The verdict on Monday underscored the continuing determination of at least a part of the Egyptian judicial system to treat support for the ousted president as treason. (By David Kirkpatrick, New York Times, March 24, 2014)
Of course, this story does not have the intellectual 'right' to be included in a piece about ethnic cleansing, because of the charge of treason that covers the motivation of those conducting the executions. However, is it not tantamount to a kind of internal ethnic cleansing of people whose actions, beliefs and religious practices do not conform with what is expected by those in power in Cairo?
Does this story not fit into a global pattern of extermination of groups of people whose beliefs, attitudes and cultures are unacceptable to those with either legitimate political power, or self-declared power of some variety, including various brands of terrorism?
One has to wonder if we are not becoming so detached from the plight of minorities targeted for extermination that these stories literally bounce in front of our eyes and out of sight and out of mind, given the kind of headlines we are being fed about the 'hot button' topics of the international and national media editors.
Clearly, in spite of all the lip-service toward 'tolerance' of differences, and either  a 'melting pot' of assimiliation (the U.S. model) or a mosaic of diversity (the Canadian model), or some other concept that helps to build bridges between indigenous and immigrant, between members of one faith community and those of differing communities, or one linguistic group and a different linguistic group, these attempts are being confounded by attempts to divide, conquer and eliminate.
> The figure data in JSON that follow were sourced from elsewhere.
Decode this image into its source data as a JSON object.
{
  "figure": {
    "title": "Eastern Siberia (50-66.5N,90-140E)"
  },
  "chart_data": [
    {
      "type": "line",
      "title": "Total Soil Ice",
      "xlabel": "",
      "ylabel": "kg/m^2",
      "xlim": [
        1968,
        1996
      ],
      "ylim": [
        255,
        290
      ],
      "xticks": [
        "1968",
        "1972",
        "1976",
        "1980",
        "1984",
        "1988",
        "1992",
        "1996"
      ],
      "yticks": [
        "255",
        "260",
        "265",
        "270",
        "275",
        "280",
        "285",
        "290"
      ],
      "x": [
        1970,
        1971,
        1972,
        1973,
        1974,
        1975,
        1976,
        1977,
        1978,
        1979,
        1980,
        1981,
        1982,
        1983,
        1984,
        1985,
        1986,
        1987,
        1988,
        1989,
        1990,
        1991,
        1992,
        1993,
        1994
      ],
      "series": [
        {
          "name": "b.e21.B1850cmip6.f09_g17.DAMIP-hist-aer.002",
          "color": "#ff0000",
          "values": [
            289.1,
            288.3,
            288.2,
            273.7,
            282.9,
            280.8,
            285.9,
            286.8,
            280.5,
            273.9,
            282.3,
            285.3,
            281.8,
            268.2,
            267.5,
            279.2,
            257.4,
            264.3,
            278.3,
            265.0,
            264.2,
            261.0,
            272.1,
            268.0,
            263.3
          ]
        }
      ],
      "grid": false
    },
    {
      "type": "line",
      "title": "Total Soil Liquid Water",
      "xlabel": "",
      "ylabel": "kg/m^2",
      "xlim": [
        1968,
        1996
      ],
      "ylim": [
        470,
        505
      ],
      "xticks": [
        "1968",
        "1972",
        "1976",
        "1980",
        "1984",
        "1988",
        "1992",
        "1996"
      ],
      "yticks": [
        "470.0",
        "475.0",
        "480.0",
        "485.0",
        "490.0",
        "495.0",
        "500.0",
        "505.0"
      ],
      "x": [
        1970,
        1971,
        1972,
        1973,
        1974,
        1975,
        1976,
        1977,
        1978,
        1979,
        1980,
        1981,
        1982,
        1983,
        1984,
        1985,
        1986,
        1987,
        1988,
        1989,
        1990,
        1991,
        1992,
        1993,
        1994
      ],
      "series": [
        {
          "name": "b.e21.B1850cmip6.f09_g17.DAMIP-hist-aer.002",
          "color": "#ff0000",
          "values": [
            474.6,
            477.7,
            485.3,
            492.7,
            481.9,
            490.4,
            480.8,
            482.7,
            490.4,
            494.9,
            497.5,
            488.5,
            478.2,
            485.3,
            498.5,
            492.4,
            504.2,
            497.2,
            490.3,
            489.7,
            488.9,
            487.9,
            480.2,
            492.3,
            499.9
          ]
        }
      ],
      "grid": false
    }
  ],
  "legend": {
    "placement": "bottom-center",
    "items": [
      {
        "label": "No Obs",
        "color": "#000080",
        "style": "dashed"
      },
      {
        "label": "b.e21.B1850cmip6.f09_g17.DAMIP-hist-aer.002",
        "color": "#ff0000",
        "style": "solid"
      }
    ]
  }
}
Putin has used the argument of 'bringing Russians back into the homeland' in his march into Crimea, backed by a sizeable plebescite on which the choices were neutrality or return, with a predictable outcome. Will he mandate those 20,000 troops on the eastern border of Ukraine to take the several cities and towns in which people with Russian roots live back into the Russian Federation? And if so, what will the counter-argument be coming from the leaders of the 'west' including the EU, the US and the meeting of the G7 (minus Putin) today?
There is a very fine line between ethnic cleansing and what Putin is determined to accomplish on what he perceives and presents as the "high ground" of welcoming the "displaced Russians" back into the Russian homeland.
At what level do these various ethnic cleansings rise to the level of the kind of ethnic cleansing that the world witnessed in Bosnia in the 1990's, of the Bosnian Serbs? At what point do these crimes against humanity rise to the level of public consciousness, irrespective of the religion or the political ideology or the linguistic and cultural roots of either  the power-brokers or the victims of the abuse of that power?